Pochi lo sanno, ma "La solitudine dei numeri decimali" non è il secondo romanzo di Paolo Giordano.
Come il romanzo originale, a cui il titolo fu cambiato dall'editore (Mondadori, ndr) dal titolo originale scelto da Paolo Giordano per il libro (Dentro e fuori dall'acqua), anche io ho deciso di cambiare il titolo al romanzo dei numeri dell'ISTAT e tanto acclamati dal Governo attuale e tutta la stampa (non)indipendente, a parte un giornale.
Il Sole 24ore ed un suo autore. Luca Ricolfi.
Luca descrive con grande chiarezza come stanno realmente le cose in relazione a questa "ripresina" italiana.
I decimali ci sommergono.
Sigonri e signori ecco lo show dei decimali: "
Il Pil nel 2015 potrebbe crescere dello 0,9% anziché dello 0,6% o dello 0,7% precedentemente previsti. E nel 2016 potrebbe segnare un +1,5% anziché +1,4% come si pensava fino a ieri. L’indebitamento netto del 2016 potrebbe risultare del 2,3% anziché del 2,2% programmato dal Governo. Però se l’Europa si decidesse a darci il via libera, potremmo indebitarci di uno 0,2% in più. Il tasso di occupazione a settembre è diminuito dello 0,1% rispetto al mese precedente. E così si potrebbe continuare per qualche pagina"

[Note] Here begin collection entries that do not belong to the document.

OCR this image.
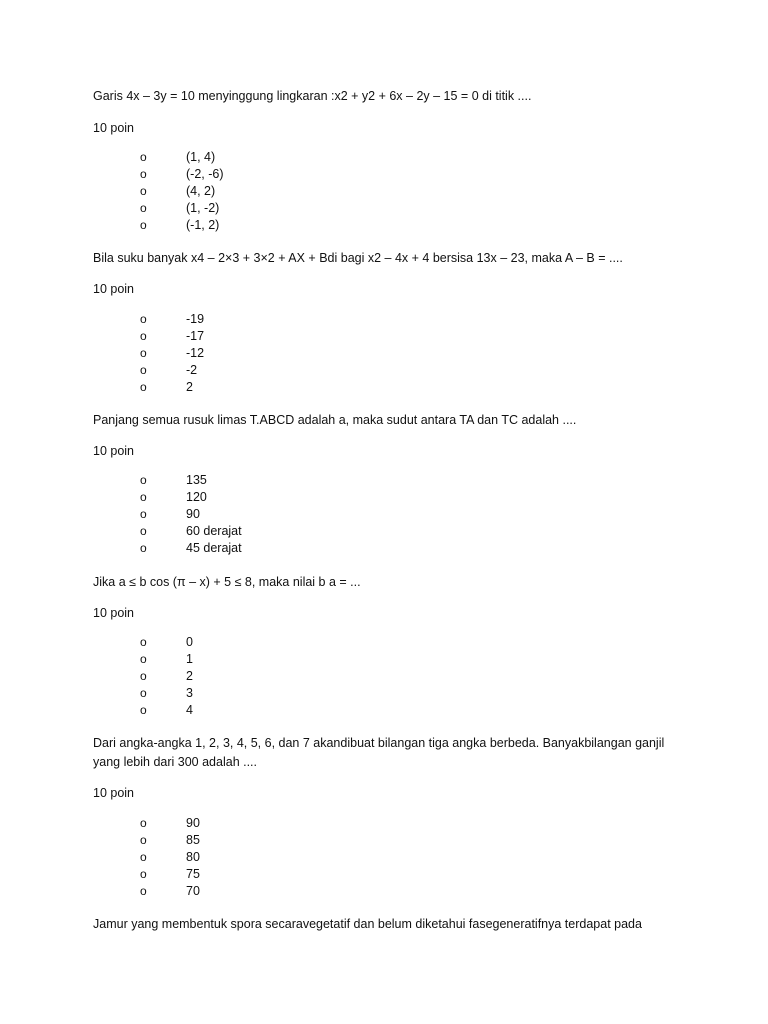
Garis 4x – 3y = 10 menyinggung lingkaran :x2 + y2 + 6x – 2y – 15 = 0 di titik ....
10 poin
o	(1, 4)
o	(-2, -6)
o	(4, 2)
o	(1, -2)
o	(-1, 2)
Bila suku banyak x4 – 2×3 + 3×2 + AX + Bdi bagi x2 – 4x + 4 bersisa 13x – 23, maka A – B = ....
10 poin
o	-19
o	-17
o	-12
o	-2
o	2
Panjang semua rusuk limas T.ABCD adalah a, maka sudut antara TA dan TC adalah ....
10 poin
o	135
o	120
o	90
o	60 derajat
o	45 derajat
Jika a ≤ b cos (π – x) + 5 ≤ 8, maka nilai b a = ...
10 poin
o	0
o	1
o	2
o	3
o	4
Dari angka-angka 1, 2, 3, 4, 5, 6, dan 7 akandibuat bilangan tiga angka berbeda. Banyakbilangan ganjil yang lebih dari 300 adalah ....
10 poin
o	90
o	85
o	80
o	75
o	70
Jamur yang membentuk spora secaravegetatif dan belum diketahui fasegeneratifnya terdapat pada
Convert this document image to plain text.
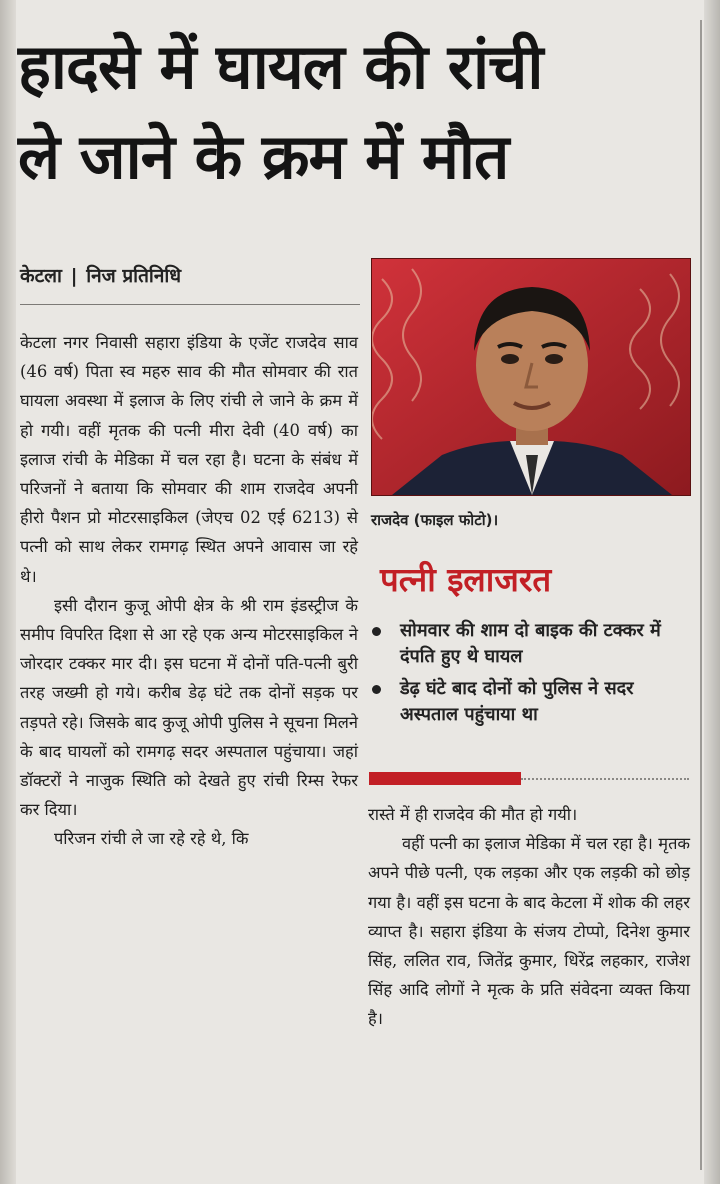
हादसे में घायल की रांची
ले जाने के क्रम में मौत
केटला | निज प्रतिनिधि
राजदेव (फाइल फोटो)।
पत्नी इलाजरत
सोमवार की शाम दो बाइक की टक्कर में दंपति हुए थे घायल
डेढ़ घंटे बाद दोनों को पुलिस ने सदर अस्पताल पहुंचाया था

केटला नगर निवासी सहारा इंडिया के एजेंट राजदेव साव (46 वर्ष) पिता स्व महरु साव की मौत सोमवार की रात घायला अवस्था में इलाज के लिए रांची ले जाने के क्रम में हो गयी। वहीं मृतक की पत्नी मीरा देवी (40 वर्ष) का इलाज रांची के मेडिका में चल रहा है। घटना के संबंध में परिजनों ने बताया कि सोमवार की शाम राजदेव अपनी हीरो पैशन प्रो मोटरसाइकिल (जेएच 02 एई 6213) से पत्नी को साथ लेकर रामगढ़ स्थित अपने आवास जा रहे थे।

इसी दौरान कुजू ओपी क्षेत्र के श्री राम इंडस्ट्रीज के समीप विपरित दिशा से आ रहे एक अन्य मोटरसाइकिल ने जोरदार टक्कर मार दी। इस घटना में दोनों पति-पत्नी बुरी तरह जख्मी हो गये। करीब डेढ़ घंटे तक दोनों सड़क पर तड़पते रहे। जिसके बाद कुजू ओपी पुलिस ने सूचना मिलने के बाद घायलों को रामगढ़ सदर अस्पताल पहुंचाया। जहां डॉक्टरों ने नाजुक स्थिति को देखते हुए रांची रिम्स रेफर कर दिया।

परिजन रांची ले जा रहे रहे थे, कि

रास्ते में ही राजदेव की मौत हो गयी।

वहीं पत्नी का इलाज मेडिका में चल रहा है। मृतक अपने पीछे पत्नी, एक लड़का और एक लड़की को छोड़ गया है। वहीं इस घटना के बाद केटला में शोक की लहर व्याप्त है। सहारा इंडिया के संजय टोप्पो, दिनेश कुमार सिंह, ललित राव, जितेंद्र कुमार, धिरेंद्र लहकार, राजेश सिंह आदि लोगों ने मृत्क के प्रति संवेदना व्यक्त किया है।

Ad ogni decimale in più o in meno, invariabilmente, si accompagnano le consuete diagnosi di segno opposto sulle prospettive dell’Italia. Per il governo, ogni decimale in più o in meno è l’ennesimo segno che «finalmente» le cose stanno cambiando.
In questo balletto degli zero-virgola, Insomma, mi spiace metterla in modo così crudo, ma qui stiamo parlando di “quisquilie e pinzillacchere”, per dirla con Totò. Quando si parla di cambiamenti la cui ampiezza è prossima a quella dell’errore statistico o dell’errore di previsione, bisogna rendersi conto che la discussione può essere utilissima per capire in che direzione si sta andando, ma resta sostanzialmente muta per quel che riguarda la sostanza del problema, che è quello di misurare la distanza da una piena guarigione.
Il tasso di occupazione.
Perché è sull’occupazione, prima ancora che sulla produttività che l’Italia è più indietro rispetto alle altre economie avanzate.
Da quando è stata introdotto il vantaggio fiscale per chi assume "Jobs Act" ad oggi, l’occupazione è cresciuta di appena 185 mila unità e, sorprendentemente, la quota di lavoratori a tempo determinato (i famosi “precari”) non è diminuita ma è addirittura aumentata.
La quota dei precari non solo è un po’ maggiore ripsetto al 2104, ma è tornata a un soffio dal suo massimo storico (14,2%), toccato durante il governo Monti.
Perché quisquilie e pinzillacchere?
185 mila posti di lavoro sono un risultato comunque apprezzabile? Vediamolo in termini di costi e benefici.
Costi - Circa 12 miliardi, spalmati in 3 anni, per i soli assunti nel 2015.
Benefici - 185 mila assunzioni nel 2015 contro 159 mila nel 2014.
La differenza è trascurabile. Siamo nell'ordine di qualche decimale. Se poi si considera che nel 2014 l’economia andava decisamente peggio che nel 2015.
Se fossi il ministro del lavoro sarei piuttosto preoccupato…
Ottimismo privo di senso
I posti di lavoro che ci mancano sono circa 7 milioni.
Un milione perché tanti ne abbiamo persi durante la crisi del 2007-2014, e altri 6 milioni perché questa, già prima della crisi, era la nostra distanza rispetto ai paesi Ocse.
Ecco perché, quando vedo l'invasione giornalistica che dichiara i primi 20 mesi del governo Renzi un grande risultato, e le solite tabelle con uno zerovirgola in più, o un aumento di qualche decina di migliaia di posti nel numero di occupati, penso che siamo vittime delle calcolatrici scientifiche.
Con questi zerovirgola, incrociando le dita che non si abbatta una nuova crisi, e utilizzando la calcolatrice scientifica con parecchi zerovirgola, saremo un paese in linea fra circa 30 anni, quando Renzi avrà superato i 71.
Che poi è un numero non tanto piacevole nella cabala napoletana.